Data warehousing, Data mining and BI

Data warehouse, data mining and BI (Business Intelligence) are technologies which are used to make the stored data helpful for decision making and they are explained about.

Data Warehouse

A data warehouse is a relational database that is designed for query and analysis rather than for transaction processing. It usually contains historical data derived from transaction data, but it can include data from other sources. It separates analysis workload from transaction workload and enables an organization to consolidate data from several sources.

A data warehouse is a subject-oriented, integrated, time-variant and non-volatile collection of data in support of management’s decision making process.

Subject-Oriented – A data warehouse can be used to analyze a particular subject area. For example, “sales” can be a particular subject.

Integrated – A data warehouse integrates data from multiple data sources. For example, source A and source B may have different ways of identifying a product, but in a data warehouse, there will be only a single way of identifying a product.

Time-Variant – Historical data is kept in a data warehouse. For example, one can retrieve data from 3 months, 6 months, 12 months, or even older data from a data warehouse. This contrasts with a transactions system, where often only the most recent data is kept. For example, a transaction system may hold the most recent address of a customer, where a data warehouse can hold all addresses associated with a customer.

Non-volatile – Once data is in the data warehouse, it will not change. So, historical data in a data warehouse should never be altered.

ETL tools perform three functions to move data from one place to another:

  • Extract data from sources such as ERP or CRM applications;
  • Transform that data into a common format that fits with other data in the warehouse; and,
  • Load the data into the data warehouse for analysis.

Each step in the process has its challenges like during the extract step, data may come from different source systems (e.g. Oracle, SAP, Microsoft) and different file formats such as XML, flat files with delimiters (e.g. CSV), or the worst – old legacy systems that store data in arcane formats no one else uses anymore.

Data Mining

Generally, data mining (sometimes called data or knowledge discovery) is the process of analyzing data from different perspectives and summarizing it into useful information – information that can be used to increase revenue, cuts costs, or both. Data mining software is one of a number of analytical tools for analyzing data. It allows users to analyze data from many different dimensions or angles, categorize it, and summarize the relationships identified. Technically, data mining is the process of finding correlations or patterns among dozens of fields in large relational databases.

Data mining, the extraction of hidden predictive information from large databases, is a powerful new technology with great potential to help companies focus on the most important information in their data warehouses. Data mining tools predict future trends and behaviors, allowing businesses to make proactive, knowledge-driven decisions. The automated, prospective analyses offered by data mining move beyond the analyses of past events provided by retrospective tools typical of decision support systems.
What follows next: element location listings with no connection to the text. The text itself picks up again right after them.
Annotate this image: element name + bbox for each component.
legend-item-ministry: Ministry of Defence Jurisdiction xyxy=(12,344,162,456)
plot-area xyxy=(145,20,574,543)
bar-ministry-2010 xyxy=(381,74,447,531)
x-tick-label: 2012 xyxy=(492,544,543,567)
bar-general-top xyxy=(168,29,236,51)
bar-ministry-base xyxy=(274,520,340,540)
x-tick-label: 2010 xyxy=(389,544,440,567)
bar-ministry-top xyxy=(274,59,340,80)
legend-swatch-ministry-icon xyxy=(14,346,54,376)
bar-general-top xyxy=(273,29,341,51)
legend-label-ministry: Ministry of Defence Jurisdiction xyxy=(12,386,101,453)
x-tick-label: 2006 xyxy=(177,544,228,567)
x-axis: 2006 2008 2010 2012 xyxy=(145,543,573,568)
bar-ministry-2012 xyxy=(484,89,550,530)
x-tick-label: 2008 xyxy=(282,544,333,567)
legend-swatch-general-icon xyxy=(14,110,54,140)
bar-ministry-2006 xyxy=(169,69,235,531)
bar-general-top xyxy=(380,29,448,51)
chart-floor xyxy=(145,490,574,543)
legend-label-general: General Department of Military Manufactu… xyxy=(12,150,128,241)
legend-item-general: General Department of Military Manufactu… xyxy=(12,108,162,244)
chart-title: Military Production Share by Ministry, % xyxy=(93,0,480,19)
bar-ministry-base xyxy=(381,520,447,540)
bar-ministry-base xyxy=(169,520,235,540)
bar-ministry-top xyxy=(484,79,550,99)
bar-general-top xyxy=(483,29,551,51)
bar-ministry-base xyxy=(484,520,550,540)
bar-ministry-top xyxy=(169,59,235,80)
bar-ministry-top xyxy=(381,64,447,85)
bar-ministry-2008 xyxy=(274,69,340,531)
Data mining tools can answer business questions that traditionally were too time consuming to resolve. They scour databases for hidden patterns, finding predictive information that experts may miss because it lies outside their expectations.

Business Intelligence (BI)

Business Intelligence is collection of technologies and applications which combined together for

gathering, analyzing and storing data (or information) which can be fruitful for an organization, and helps the organization employees to make better, smart and profitable business decisions.

Various components of business intelligence configuration are

  • Source systems which gather the information that will be analyzed.
  • Information from the source systems are stored in their native databases or other data sources. Typically the database is configured for speed of processing.
  • Information from the data sources goes through a process known as ETL where the data is extracted from the source system, transformed (to meet business needs) and loaded into a data warehouse. Many different data sources can be consolidated.
  • Information from the data warehouse is made available to end-users in the form of data marts where the data is organized to answer specific types of business questions (e.g., sales data can be cross referenced by product, region, time, sales representative, etc…)
  • Finally, reporting and analytic tools are used to analyze the information in the data marts. This genre of reporting tools are known collectively as on-line analytical processing (OLAP for short.) There are a few different variations of OLAP tools: MOLAP or multi-dimensional OLAP and relational OLAP or ROLAP. Each has its advantages and disadvantages.